The cause of MS has proved to be so elusive (for at least 150 years), so it is not surprising that the evidence is in short supply for a number of reasons. Whilst the investigative techniques are not new, the detailed processes vary and can produce differing results – for instance Dr Murrell, who originally proposed the link between MS and sheep in 1986, could not find any evidence ETX in MS patients by the less sensitive ELISA test (1).
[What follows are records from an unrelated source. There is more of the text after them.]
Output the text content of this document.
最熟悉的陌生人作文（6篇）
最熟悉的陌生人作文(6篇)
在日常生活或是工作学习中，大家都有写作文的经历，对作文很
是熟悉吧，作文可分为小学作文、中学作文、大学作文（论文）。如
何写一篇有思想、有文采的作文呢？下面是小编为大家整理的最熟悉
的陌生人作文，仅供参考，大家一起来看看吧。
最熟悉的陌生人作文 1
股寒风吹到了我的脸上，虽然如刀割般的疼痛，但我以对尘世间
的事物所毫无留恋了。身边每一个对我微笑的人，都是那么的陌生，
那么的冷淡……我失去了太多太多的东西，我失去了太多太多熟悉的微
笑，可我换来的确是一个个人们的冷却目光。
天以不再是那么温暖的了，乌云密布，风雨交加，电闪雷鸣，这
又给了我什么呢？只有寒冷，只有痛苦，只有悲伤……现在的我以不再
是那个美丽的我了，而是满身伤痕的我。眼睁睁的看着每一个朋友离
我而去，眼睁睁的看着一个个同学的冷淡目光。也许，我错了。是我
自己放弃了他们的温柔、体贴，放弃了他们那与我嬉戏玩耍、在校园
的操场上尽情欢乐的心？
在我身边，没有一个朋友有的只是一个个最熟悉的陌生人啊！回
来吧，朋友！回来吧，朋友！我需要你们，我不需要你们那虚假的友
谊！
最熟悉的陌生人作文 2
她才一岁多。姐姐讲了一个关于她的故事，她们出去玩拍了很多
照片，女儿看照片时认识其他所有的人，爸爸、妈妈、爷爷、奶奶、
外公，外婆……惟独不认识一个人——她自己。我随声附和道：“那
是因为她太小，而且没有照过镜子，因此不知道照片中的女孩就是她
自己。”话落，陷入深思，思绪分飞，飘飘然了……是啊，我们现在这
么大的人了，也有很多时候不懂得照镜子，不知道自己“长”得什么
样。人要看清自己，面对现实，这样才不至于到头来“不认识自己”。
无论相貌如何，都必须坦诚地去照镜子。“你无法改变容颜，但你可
Another reason that identifying the evidence of ETX maybe difficult is that the humoral response could be poor or short-lived. It is not uncommon for mammals to have difficulty in sustaining humoral immunity to ETX. Whilst a response to ETX may be generated shortly after an exposure, bearing in mind that MS is typically a relapsing and remitting disease, which can come and go over many years, but after 6-12 months the response may have been lost or at a barely detectable level. It should be noted that in all of the antibody responses detailed above, many of the responses were weak and not one patient generated any “neutralising antibodies”.
For example, when vaccinated with epsilon toxoid, research shows that only 50% of goats have protective anti-toxin titres at week nine. By week 30, at the time of the 3rd vaccination only 2% of the goats maintain protective titres. At week 32 (2 weeks after the 3rd vaccination), 100% have protective titres, but by week 56 only 11% show protective titres [Link]. Thus, in mammals exposed to epsilon toxin, seronegativity and seroreversion are common even when the toxin is administered with an adjuvant. It is therefore postulated that the values obtained from healthy controls and MS subjects for ETX immunoreactivity are likely to underestimate the true incidence of ETX exposure.
Type B and D strains of C. perfringens are not recognised as part of the human commensal gut system but Type A is recognised as a human commensal (microbiome). Type A is not uncommon in the human microbiome and K. Rumah (18) found reduced prevalence of C. perfringens Type A in MS patients compared to healthy controls and found:
“….that people with MS are less likely to harbor C. perfringens type A when compared to controls. Soil studies have identified that the presence of C. perfringens type A is coincident with the absence of other toxinotypes, suggesting that toxinotype A may compete with other C. perfringens toxinotypes for resources. While the type A toxinotype may outcompete C. perfringens types B and D……”
From another section has been shown that MAL is critical for ETX to form pores and damage cells. There is also considerable evidence that MAL is expressed in all the cell types that are damaged by MS. In conclusion, it is increasingly clear from the evidence that ETX can damage the exact cells, which are known to be damaged during a MS relapse and give rise to the early stage symptoms of MS.